From Nonparametrics to Machine Learning

Machine learning has quickly grown into a big field, with applications from scientific research to daily life. An authoritative reference is @friedman2001elements, written at the entry-year postgraduate level. The ideas in machine learning are general and applicable to economic investigation. @athey2018impact discusses the impact of machine learning techniques to economic analysis. @mullainathan2017machine survey a few new commonly used methods and demonstrate them in a real example. @taddy2018technological introduces new technology artificial intelligence and the implication of the underlying economic modeling.

The two broad classes of machine learning methods are supervised learning and unsupervised learning. Roughly speaking, the former is about the connection between \(X\) and \(Y\), while the latter is only about \(X\). Instances of the former are various regression and classification methods; those of the latter are density estimation, principal component analysis, and clustering. These examples are all familiar econometric problems.

From an econometrician’s view, supervised machine learning is a set of data fitting procedures that focus on out-of-sample prediction. The simplest illustration is in the regression context. We repeat a scientific experiment for \(n\) times, and we harvest a dataset \((y_i, x_i)_{i=1}^n\). What would be the best way to predict \(y_{n+1}\) from the same experiment if we know \(x_{n+1}\)?

Machine learning is a paradigm shift against conventional statistics. When a statistician propose a new estimator, the standard practice is to pursue three desirable properties one after another. We first establish its consistency, which is seen as the bottom line. Given consistency, we want to show its asymptotic distribution. Ideally, the asymptotic distribution is normal. Asymptotic normality is desirable as it holds for many regular estimators and the inferential procedure is familiar to applied researchers. Furthermore, for an asymptotically normal estimator, we want to show efficiency, an optimality property. An efficient estimator achieves the smallest asymptotic variance in a class of asymptotically normal estimators.

In addition, econometrician also cares about model identification and economic interpretation of the empirical results. Econometrics workflow interacts the data at hand and the model of interest. At the population level, we think about the problem of identification. Once the parameter of interest is identified, then we can proceed to parameter estimation and inference. Finally, we interpret the results and hopefully they shed light on economics.

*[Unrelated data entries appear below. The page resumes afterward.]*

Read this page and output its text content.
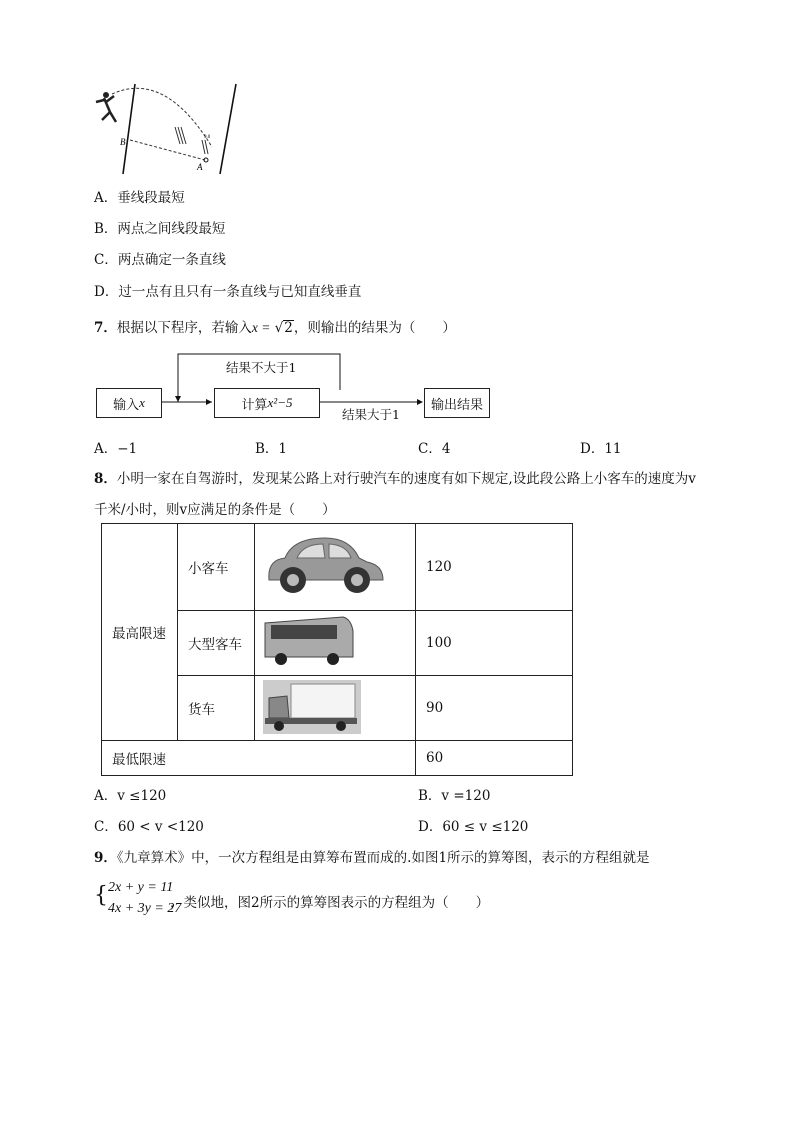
B
A
9.0
A．垂线段最短
B．两点之间线段最短
C．两点确定一条直线
D．过一点有且只有一条直线与已知直线垂直
7．根据以下程序，若输入x = √2，则输出的结果为（　　）
输入 x	计算 x²−5	输出结果
结果不大于1
结果大于1
A．−1	B．1	C．4	D．11
8．小明一家在自驾游时，发现某公路上对行驶汽车的速度有如下规定,设此段公路上小客车的速度为v
千米/小时，则v应满足的条件是（　　）
最高限速	小客车		120
	大型客车		100
	货车		90
最低限速			60
A．v ≤120	B．v =120
C．60 < v <120	D．60 ≤ v ≤120
9．《九章算术》中，一次方程组是由算筹布置而成的.如图1所示的算筹图，表示的方程组就是
{ 2x + y = 11
4x + 3y = 27
，类似地，图2所示的算筹图表示的方程组为（　　）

Machine learning deviates from such routines. First, they argue efficiency is not crucial because the dataset itself is big enough so that the variance is usually small. Second, in many situations statistical inference is not the goal, so inferential procedure is not of interest. For example, the recommendation system on Amazon or Taobao has a machine learning algorithm behind it. There we care about the prediction accuracy, not the causal link why a consumer interested in one good is likely to purchase another good. Third, the world is so complex that we have little idea about how the data is generated. We do not have to assume a data generating process (DGP). If there is no DGP, we lose the standing ground to talk about consistency. Where would my estimator converge to if there is no “true parameter”? With these arguments, the paradigm of conventional statistics is smashed. In the context of econometrics, such argument completely rejects the structural modeling tradition (the Cowles approach).

Readers interested in the debate are referred to @breiman2001statistical. In this lecture, we put aside the ongoing philosophical debate. Instead, we study the most popular machine learning methods that have found growing popularity in economics.

Nonparametric Estimation

Parametric is referred to problems with a finite number of parameters, whereas nonparametric is associated with an infinite number of parameters. Nonparametric estimation is nothing new to statisticians. However, some ideas in this old topic is directly related to the underlying principles of machine learning methods.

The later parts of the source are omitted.